I steadied the wheel over the Kroo boy's shoulder. The fog came in through the open bridge windows, wet, clammy, but fresh with the sea — unlike the land smog with its tale of filth and cities.
"When do you think we should sight it?" asked John.
"In about ten minutes, if this black bastard can keep his mind on the job that long," I replied acidly. "Bearing oh-five-oh. You can't miss it."
"You can miss anything in this fog," rejoined John.

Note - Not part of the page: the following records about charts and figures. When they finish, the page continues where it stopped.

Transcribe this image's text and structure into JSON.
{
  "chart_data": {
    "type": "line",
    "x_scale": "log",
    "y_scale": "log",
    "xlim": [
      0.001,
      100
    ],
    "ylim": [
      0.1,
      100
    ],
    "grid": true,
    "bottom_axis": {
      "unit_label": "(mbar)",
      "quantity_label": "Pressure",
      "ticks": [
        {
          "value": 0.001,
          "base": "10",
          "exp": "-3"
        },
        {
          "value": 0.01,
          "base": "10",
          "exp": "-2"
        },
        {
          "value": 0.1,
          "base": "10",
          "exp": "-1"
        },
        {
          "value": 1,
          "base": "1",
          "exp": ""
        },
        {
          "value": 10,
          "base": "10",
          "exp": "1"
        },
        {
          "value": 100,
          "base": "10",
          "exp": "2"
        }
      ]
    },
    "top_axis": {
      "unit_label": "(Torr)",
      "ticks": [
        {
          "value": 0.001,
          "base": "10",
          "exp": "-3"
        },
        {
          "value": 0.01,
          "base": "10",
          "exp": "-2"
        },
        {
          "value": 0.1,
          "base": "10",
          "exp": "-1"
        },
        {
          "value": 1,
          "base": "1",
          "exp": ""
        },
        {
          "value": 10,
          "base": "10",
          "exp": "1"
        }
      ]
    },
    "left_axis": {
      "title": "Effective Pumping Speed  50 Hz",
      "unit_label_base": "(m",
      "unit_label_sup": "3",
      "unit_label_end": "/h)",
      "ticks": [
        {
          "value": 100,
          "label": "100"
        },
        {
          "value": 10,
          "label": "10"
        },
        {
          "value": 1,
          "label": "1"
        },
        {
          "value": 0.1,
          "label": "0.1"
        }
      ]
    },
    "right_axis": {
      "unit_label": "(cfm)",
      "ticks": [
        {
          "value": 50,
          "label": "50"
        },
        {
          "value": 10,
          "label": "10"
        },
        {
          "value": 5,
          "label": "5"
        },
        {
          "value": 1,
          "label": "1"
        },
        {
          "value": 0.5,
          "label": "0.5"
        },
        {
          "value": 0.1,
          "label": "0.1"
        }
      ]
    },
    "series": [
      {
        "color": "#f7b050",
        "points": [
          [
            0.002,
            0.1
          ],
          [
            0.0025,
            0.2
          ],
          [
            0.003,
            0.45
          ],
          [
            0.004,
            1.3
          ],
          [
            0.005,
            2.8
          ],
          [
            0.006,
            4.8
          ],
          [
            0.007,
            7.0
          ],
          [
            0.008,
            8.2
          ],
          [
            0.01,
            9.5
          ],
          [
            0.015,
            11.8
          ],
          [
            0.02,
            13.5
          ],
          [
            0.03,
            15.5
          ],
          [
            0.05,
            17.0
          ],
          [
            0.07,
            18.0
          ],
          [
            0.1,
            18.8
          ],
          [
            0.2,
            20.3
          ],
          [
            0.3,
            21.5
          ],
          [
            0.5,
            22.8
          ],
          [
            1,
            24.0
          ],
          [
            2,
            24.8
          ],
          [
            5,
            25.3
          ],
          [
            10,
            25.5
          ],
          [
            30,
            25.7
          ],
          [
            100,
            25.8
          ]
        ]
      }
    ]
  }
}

"No, you won't," I said. "I've been keeping her about six miles offshore all night…" I saw him wince as he thought of the shoals and the rocks as close in, and the wicked currents which come and go along the Skeleton Coast… "and in about ten minutes the sun will be at a sufficient angle to refract under the fogbank. You won't miss the hill in Sierra Bay. It's about six hundred and fifty feet high, and you'll catch a glimpse of white water as the sun glances off the fogbank."
"Neat as a problem in physics," laughed John.
"Oh, for God's sake!" I burst out. Then I regretted it. My nerves were shot to hell, tearing through a fogbank like this at sixteen knots and never being sure that I was' not taking Etosha — to a sudden and dreadful death. "Sorry," I said. "But this isn't a pleasure cruise to me — and you know anything can happen on this coast."
John grinned. "Forget it," he said. "I'm only an unskilled help. You're the backroom boy — you've got it all in your head. I must say it frightens the pants off me."
"Well," I said, mollified by his calm which was always a tonic to me in a tight corner, "I had to get well clear of Walvis before any of the fishing fleet started cluttering things up. At this speed, if Etosha hits anything, we will all take a nose-dive to the bottom. I'm making like a bat out of hell for Sierra Bay, and I think I'll get a fix on the high hill there. About eight miles to the north-west will be Cape Cross and when we spot the white water there.I'll change from this course nor'-nor'-west to nor'-west. But I'm holding her close in so that we'll be in fog most of to-day, and by this afternoon when it clears we should be somewhere around the Swallow Breakers."